Around half the households include a pet. Of those, approximately 10m are dogs, and another 10m are cats. Pets are expensive and take up a lot of time. They also bring few material benefits. The 2008 financial crisis did not affect the spending on pets at all. This suggests that pets are an important part of most families and aren’t a luxury.
Nevertheless, some people love pets, while others are not interested. Why is that? Our desire to be with animals has been around for thousands of years and played a major role in our evolution. If this is the case, genetics could explain why some people don’t love animals.
Micro pigs with skirts. PanyaStudio/Shutterstock.com
What is the health question?
Recent times have seen a lot of attention devoted to the idea that owning a dog or cat can improve the health of the owner in many ways. This includes reducing heart disease risk, preventing loneliness, and alleviating symptoms of dementia and depression.
These claims have two major problems, as I explain. There are many studies that suggest that pets do not have a negative effect on your health. Second, pet owners do not live longer than people who never considered having an animal around the house. This is contrary to the claims made. Even if these health benefits were true, they would only be applicable to modern urbanites and not their hunter/gatherer forefathers. Therefore, they can’t be considered the reason we started keeping pets.
Illustration of a Japanese Cat Cemetery. Penguin, Author provided
It’s easy to mistakenly think that the urge to keep animals in our homes is a universal human trait. However, not all societies are pet-friendly. Many people in the West have no affinity towards animals.
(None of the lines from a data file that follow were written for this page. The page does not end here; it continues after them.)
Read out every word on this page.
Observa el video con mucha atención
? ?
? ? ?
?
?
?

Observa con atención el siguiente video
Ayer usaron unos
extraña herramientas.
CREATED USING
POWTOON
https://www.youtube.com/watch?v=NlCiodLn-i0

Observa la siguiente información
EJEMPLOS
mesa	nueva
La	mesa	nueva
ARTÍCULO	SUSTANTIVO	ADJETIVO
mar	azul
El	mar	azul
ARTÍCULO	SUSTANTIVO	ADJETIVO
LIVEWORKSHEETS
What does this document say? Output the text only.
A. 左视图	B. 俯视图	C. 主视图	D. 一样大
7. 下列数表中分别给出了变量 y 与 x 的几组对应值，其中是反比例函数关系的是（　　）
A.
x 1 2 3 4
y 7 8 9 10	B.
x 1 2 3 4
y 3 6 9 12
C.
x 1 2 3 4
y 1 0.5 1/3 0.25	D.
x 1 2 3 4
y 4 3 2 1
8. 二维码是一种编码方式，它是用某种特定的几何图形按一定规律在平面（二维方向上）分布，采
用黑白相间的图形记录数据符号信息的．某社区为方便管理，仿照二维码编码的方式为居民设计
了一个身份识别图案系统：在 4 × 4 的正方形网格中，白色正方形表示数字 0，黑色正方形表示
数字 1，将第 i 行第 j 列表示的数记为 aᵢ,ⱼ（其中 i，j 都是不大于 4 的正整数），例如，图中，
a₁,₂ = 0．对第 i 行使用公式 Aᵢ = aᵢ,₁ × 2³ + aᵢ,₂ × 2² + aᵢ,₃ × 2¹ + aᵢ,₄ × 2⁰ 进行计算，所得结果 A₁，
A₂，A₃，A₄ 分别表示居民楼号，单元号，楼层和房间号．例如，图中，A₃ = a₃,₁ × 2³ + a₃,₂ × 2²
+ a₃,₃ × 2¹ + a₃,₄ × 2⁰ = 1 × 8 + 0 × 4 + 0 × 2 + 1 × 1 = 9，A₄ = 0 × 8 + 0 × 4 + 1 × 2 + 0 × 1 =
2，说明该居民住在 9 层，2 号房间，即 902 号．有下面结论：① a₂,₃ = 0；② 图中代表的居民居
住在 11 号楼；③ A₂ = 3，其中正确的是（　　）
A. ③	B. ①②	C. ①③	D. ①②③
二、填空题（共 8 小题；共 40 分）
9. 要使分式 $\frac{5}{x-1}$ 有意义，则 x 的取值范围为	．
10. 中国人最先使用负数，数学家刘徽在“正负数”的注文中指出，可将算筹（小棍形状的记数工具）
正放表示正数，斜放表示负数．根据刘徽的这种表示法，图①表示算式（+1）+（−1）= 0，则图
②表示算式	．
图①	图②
Recent research suggests that the pet-keeping habit is also genetic. Some people are predisposed to be drawn to animals regardless of their background.
The genes that encourage pet-keeping are unique to humans. However, they are not universal. This suggests that some societies and individuals, but not all, thrived in the past due to their intuitive relationship with animals.
Future pet lovers. Conrado/Shutterstock.com
Pet DNA
DNA analysis of domesticated animals shows that they separated from their wild counterparts between 15,000 and 5000 years ago during the Neolithic and Late Palaeolithic periods. This was when we began breeding livestock. It is difficult to imagine how we could have achieved this if the first dogs, cats, cattle, and pigs were treated like commodities.
In this case, the technology available to stop unwanted interbreeding between domestic and wild animals would have been insufficient to prevent the diluted genes of “tameness.” This would have slowed down or reversed the process of domestication. Periods of famine may have also encouraged the killing of breeding stock and wiped out “tame” genes entirely.
If these early domesticated animals were treated as pets by humans, they would have been able to be kept in human homes and prevented from having their way. They would also have had a special social status like some hunter-gatherer pet dogs, which would have made it difficult for them to be eaten as food. These semi-domesticated creatures would have evolved away from the wild ways of their ancestors and become the flexible beasts that we know today.
The pug is a far cry from its ancestors. Penguin, Author provided
Those early farmers would have carried the same genes that today make some people predisposed to adopt their first dog or cat. People who had empathy for animals and a good understanding of animal husbandry would have thrived in groups. Those without would still have to hunt to get meat. Why don’t all people feel the same? At some point, the alternative strategy of stealing domesticated animals or enslaving human carers has become viable.
There is one final twist in this tale: Recent studies show that caring for animals goes hand-in-hand with concern for nature. People can be divided roughly into two groups: those who have little affection for animals and the environment or those who enjoy both. Pet-keeping is one of the few outlets available in modern urban society.
Pets can help us reconnect with nature, the source of our evolution.